Friday, August 27, 2021

Stress And Its Effects on Your Body

The Stress Effects on Your Health 

      
      Chronic stress can affect badly on both your body and mind. So take steps to control your stress immediately.
Your body is hard-wired to react to stress in ways that are meant to protect you from threats from predators and other aggressors. Threats like that are rare these days, but that doesn't mean that your life is stress-free.

On the other hand, you may face many demands on a daily basis, such as carrying a large workload, paying bills, and taking care of the family. Your body treats these so-called minor annoyances as some kind of threat. As a result, you may feel as though you are constantly being attacked. But you can always resist. You shouldn't let stress control your life.

Long Term Effects of Stress to Your Body

Stress is a natural, physical and mental reaction to life's experiences. A lot of people express stress from time to time. Anything from day-to-day responsibilities like work and family to serious life activities like a diagnosis of illness, war, or the death of a loved one can trigger stress. For immediate, short-term situations, stress can be very beneficial for your health. This can help you cope with potentially serious situations.

Your body responds to stress by releasing hormones that increase your heart rate and breathing and prepare your muscles to respond.
But if your stress response doesn't stop firing, and this stress level stays elevated for much longer than it takes to survive, it could have a bad impact on your health. Chronic stress can cause a wide range of signs and symptoms and affect your normal well-being. Chronic stress symptoms include:
anxiety, irritability, insomnia, depression, headache.

Stress Affect Your Body

The immune system is an intricate group of cells and organs that protect the human body from disease and infection. The healthy immune system remains in homeostasis (balance), much like the accelerated and slowed relationship between the parasympathetic and sympathetic nervous systems that was described earlier in the section of this document related to the fight-or-flight response. Because of this similarity, the immune system is sometimes known as our "fluid nervous system."

Stress can trigger some of the cells and organs that make up the nervous system to release hormones that stimulate the production of white blood cells (which fight infection) and other disease-fighting elements. The release of this stress-triggered hormone is essential for strengthening your immune system to respond quickly to acute (short-term) injury and illness.

However, these activities are of no benefit to your health if they continue for more than a few moments. Chronic stimulation of the immune system causes the system to become depressed overall, and as a result it becomes less effective at warding off disease and infection.

Chronic stress, or constant stress over a long period of time, can contribute to long-term problems for your heart and blood vessels. A consistent and persistent increase in heart rate, as well as elevated levels of stress hormones and blood pressure, can have a negative effect on your body.

Researchers have studied that cells in the immune system release chemicals known as cytokines which act as messengers. These messengers allow cells to "talk" to one another and instruct one another to raise additional cells to fight infection. Hormone release during chronic stress can also inhibit cytokine production, thereby thwarting the body's ability to effectively coordinate the fight against infection.

Due to the decrease in these cytokines, the proliferative response of the immune system (its potential to successfully combat disease) is reduced by 15% or more during chronic stress situations. It's no surprise, then, that people who are highly stressed are more likely to succumb to colds, infections, and herpes pimples (a viral infection that causes infected people to increase sores on their mouths or genitals).

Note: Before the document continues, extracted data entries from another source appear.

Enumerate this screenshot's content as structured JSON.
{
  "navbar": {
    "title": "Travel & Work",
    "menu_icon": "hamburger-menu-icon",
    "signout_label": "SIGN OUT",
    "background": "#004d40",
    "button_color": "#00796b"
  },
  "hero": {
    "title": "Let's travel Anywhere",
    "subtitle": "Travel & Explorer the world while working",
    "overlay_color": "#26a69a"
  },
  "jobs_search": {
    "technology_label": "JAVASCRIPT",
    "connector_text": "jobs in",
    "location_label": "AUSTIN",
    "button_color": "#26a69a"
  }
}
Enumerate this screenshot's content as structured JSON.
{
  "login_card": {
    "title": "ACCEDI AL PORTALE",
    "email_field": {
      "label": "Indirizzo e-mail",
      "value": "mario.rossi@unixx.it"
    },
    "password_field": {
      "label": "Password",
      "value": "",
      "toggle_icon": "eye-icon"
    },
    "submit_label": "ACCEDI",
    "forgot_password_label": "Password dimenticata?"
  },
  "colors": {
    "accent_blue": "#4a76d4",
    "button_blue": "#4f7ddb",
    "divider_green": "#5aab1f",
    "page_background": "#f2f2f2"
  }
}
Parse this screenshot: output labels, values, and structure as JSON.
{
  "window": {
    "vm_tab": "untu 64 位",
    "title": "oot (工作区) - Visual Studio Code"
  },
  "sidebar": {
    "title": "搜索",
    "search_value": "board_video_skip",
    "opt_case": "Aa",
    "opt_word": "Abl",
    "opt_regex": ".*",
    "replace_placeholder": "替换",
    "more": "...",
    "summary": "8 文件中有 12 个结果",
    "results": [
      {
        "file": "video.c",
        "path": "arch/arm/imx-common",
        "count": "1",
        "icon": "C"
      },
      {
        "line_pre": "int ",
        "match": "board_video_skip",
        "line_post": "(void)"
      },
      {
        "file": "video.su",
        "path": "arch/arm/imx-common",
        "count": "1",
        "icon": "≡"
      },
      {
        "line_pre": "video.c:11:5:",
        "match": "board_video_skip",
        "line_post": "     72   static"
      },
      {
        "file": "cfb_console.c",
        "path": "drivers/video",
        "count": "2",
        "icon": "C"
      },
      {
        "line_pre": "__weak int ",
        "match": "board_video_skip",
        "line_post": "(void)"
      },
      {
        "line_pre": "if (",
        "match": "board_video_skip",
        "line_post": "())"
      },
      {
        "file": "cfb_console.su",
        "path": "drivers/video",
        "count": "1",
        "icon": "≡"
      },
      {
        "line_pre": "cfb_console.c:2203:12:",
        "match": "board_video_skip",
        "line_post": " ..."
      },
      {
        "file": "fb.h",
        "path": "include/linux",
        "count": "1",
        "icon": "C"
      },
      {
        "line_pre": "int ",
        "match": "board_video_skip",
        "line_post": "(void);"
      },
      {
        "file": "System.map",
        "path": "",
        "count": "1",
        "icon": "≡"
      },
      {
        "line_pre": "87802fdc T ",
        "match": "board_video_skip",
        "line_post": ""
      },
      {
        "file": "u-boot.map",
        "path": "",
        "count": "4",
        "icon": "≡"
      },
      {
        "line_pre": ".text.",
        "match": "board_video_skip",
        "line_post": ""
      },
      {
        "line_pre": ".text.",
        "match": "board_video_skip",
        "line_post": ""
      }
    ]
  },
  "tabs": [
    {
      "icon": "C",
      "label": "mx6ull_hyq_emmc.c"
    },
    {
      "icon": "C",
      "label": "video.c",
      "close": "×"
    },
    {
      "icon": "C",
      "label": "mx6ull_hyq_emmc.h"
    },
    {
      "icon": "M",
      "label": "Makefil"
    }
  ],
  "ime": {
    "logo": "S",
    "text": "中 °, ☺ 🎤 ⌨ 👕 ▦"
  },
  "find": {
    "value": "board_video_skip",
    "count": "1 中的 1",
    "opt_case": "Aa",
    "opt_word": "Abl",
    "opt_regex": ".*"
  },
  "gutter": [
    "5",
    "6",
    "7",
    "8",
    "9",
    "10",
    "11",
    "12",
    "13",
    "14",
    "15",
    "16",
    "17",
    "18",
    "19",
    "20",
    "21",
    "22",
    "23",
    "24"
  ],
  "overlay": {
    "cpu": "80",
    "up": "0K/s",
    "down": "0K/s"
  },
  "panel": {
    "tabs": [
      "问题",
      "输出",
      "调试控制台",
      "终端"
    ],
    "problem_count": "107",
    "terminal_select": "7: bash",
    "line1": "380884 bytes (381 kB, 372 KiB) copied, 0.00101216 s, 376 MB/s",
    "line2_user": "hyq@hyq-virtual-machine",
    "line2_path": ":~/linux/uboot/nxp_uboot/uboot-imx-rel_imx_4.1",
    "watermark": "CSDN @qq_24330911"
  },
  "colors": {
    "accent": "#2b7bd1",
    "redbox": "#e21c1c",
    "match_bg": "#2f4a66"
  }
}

The disconnect between various immune system factors that occurs during times of chronic stress may also be responsible for triggering attacks (or new cases) of various autoimmune diseases such as Crohn's disease, psoriasis, rheumatoid arthritis, lupus, partner sclerosis (MS) and other similar conditions. An autoimmune disease is a disease in which the immune system gets confused, and starts attacking the body's own healthy cells instead of what it should be doing, which is attacking the body that causes foreign diseases.


Once a stressor (such as an injury or illness) has been dealt with, the immune system normally secretes extra hormones that trigger decreased white blood cell production, allowing the system to relax and rejuvenate itself. This usual rejuvenating and decreasing response is delayed during times of chronic stress.

Stress Management

The good news: much of the stress you face in your day-to-day life can be managed through a variety of techniques. Some of them are quick fixes and others require a firm commitment to stress management.

When To See a Doctor
If you're not sure if stress is the cause or if you've taken steps to control stress but symptoms persist, see your doctor. Your specialist may wish to examine other potential causes. Or consider seeing a professional counselor or therapist, who will help you identify the causes of stress and work on them. (mayo clinic) Also, get emergency help right away if you have chest pain, especially if you are also experiencing shortness of breath, jaw or back pain, pain radiating to your shoulders and arms, sweating, dizziness, or nausea. These may be warning signs of a heart attack and not just a sign of stress.